Horizontal incision should be marked at the approximate level of tracheal ring two, 1 cm below the cricoid
Inject skin with 1% lidocaine with 1 : 100,000 epinephrine, and then prep and drape the surgical site
Divide skin and subcutaneous tissue
Divide strap muscles along the midline raphe
Mobilize and/or divide the thyroid isthmus
Secure airway with cricoid hook
Enter the airway sharply and dilate the tracheal opening
Retract the endotracheal tube to just above the tracheostomy
Place tracheostomy through the opening in the airway and connect to the ventilator circuit
Secure the tracheostomy tube with suture and tracheotomy ties
If no contraindication exists, the patient should be positioned with the neck in extension. This elevates the larynx and brings up to 50% of the proximal trachea into the neck. Antibiotics should be given preoperatively for prophylaxis against skin pathogens. Prior to proceeding, the surgeon should palpate and identify the hyoid, thyroid, and cricoid cartilages. A 2- to 3-cm horizontal incision should be marked at the approximate level of tracheal ring two, 1 cm below the cricoid ( Fig. 7.2A ). When performing a tracheotomy to establish an urgent airway or when landmarks are indistinct, a vertical incision is preferred, because the surgeon will be less likely to encounter vascular structures in the midline. The vertical incision is marked from the inferior aspect of the cricoid and extends 2 to 3 cm inferiorly. The planned incision is injected with 1% lidocaine with 1 : 100,000 epinephrine, and then the patient is prepped and draped in a sterile fashion.
Begin by dividing the skin and subcutaneous tissue with a No. 15 blade. The superficial layer of the deep cervical fascia is then divided vertically, taking care to avoid the anterior jugular veins and any crossing branches. The strap muscles should be divided in the midline raphe and reflected laterally (see Fig. 7.2B ). The thyroid isthmus can be mobilized, so as to expose the anterior trachea, or it can be divided. If the isthmus is divided, care should be taken to address any bleeding from the edges of the gland prior to opening the airway. The cricoid hook should then be used to secure the airway superiorly and anteriorly (see Fig. 7.2C ). A Kittner sponge can be used to bluntly clear the remaining pretracheal fascia to allow for clear identification of the tracheal rings.
It is imperative that the surgeon communicate with the anesthesiologist prior to entering the airway. In the intubated patient, it is recommended that the cuff of the endotracheal tube (ETT) be let down temporarily so that it is not perforated when entering the airway. The tracheotomy should be created between the second and third or the third and fourth ring (see Fig. 7.2D ). The airway can be entered in any number of ways to include vertical, horizontal, or H-shaped incisions. The author prefers a horizontal incision between rings two and three with the creation of a Björk flap. This inferiorly based tracheal flap was introduced by Björk in 1960 to help prevent false passage when replacing a dislodged tube. It should be noted that such flaps often result in semipermanent tracheostomas that may require surgical closure after decannulation.

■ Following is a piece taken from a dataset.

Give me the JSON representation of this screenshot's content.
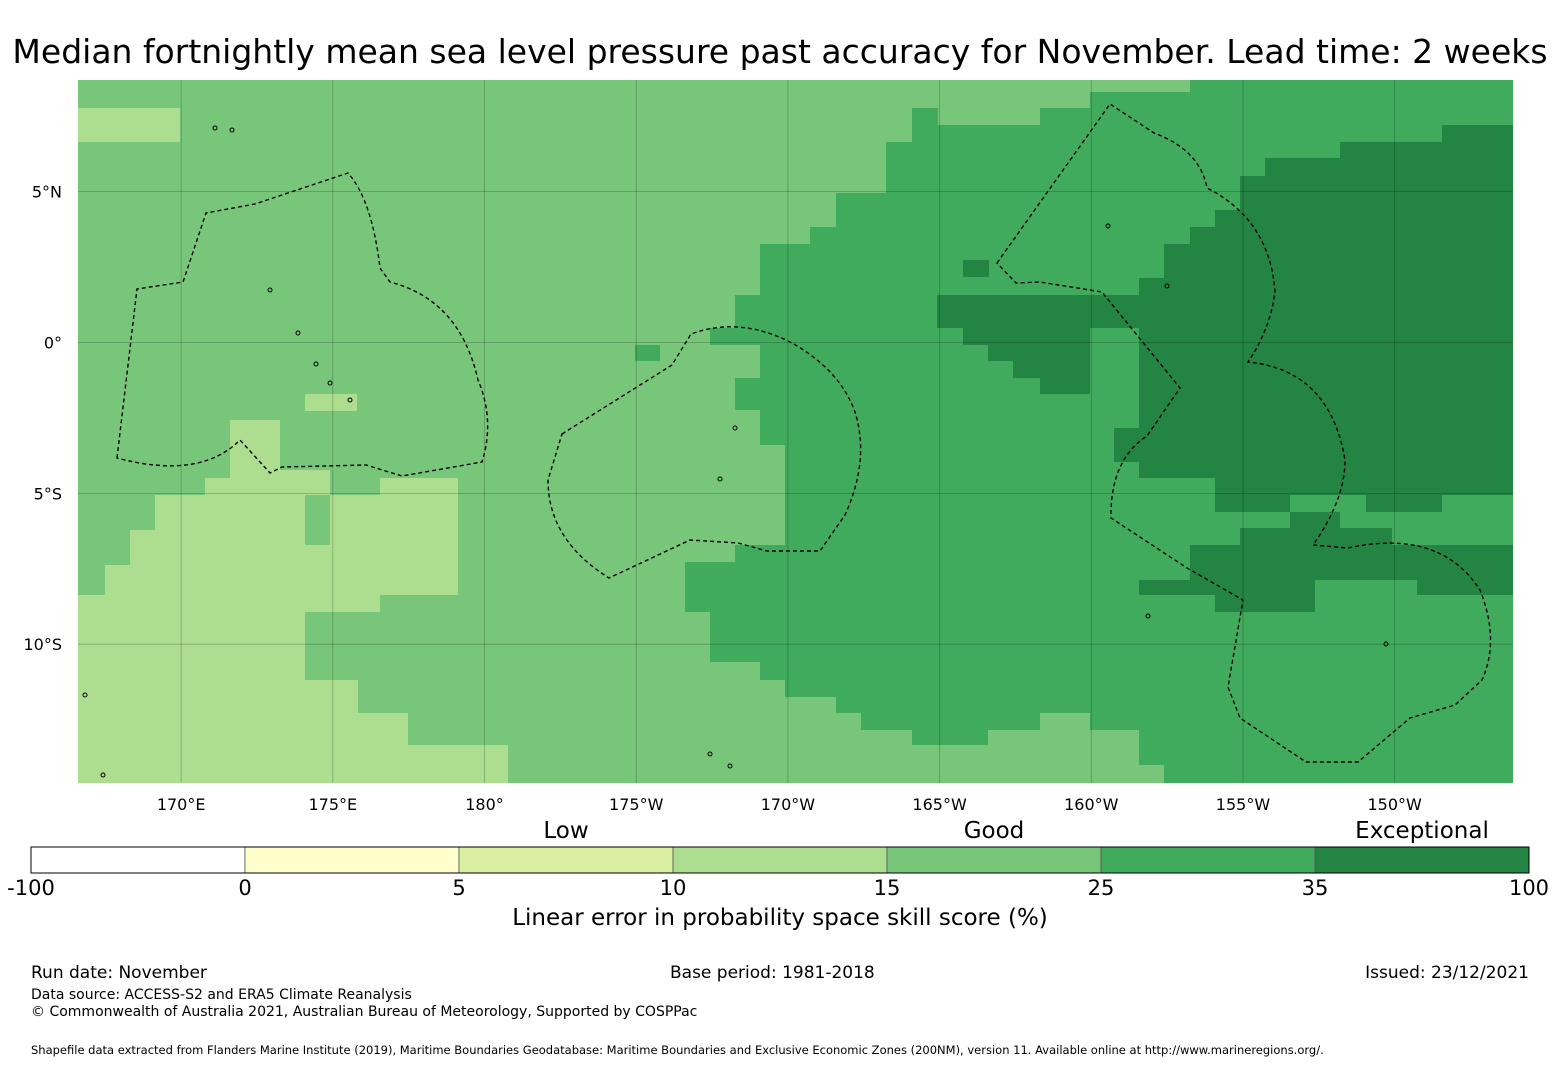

Once in the airway, the ETT is pulled back so that the tip of the tube is just above the opening. If necessary, this allows the tube to be quickly advanced to reestablish ventilation. The tracheostomy tube is then advanced through the opening in the airway, and the tube is connected to the ventilator circuit. Once ventilator return and end-tidal CO 2 are confirmed, the cricoid hook is removed, and the tube is secured in four quadrants with suture in addition to tracheotomy ties.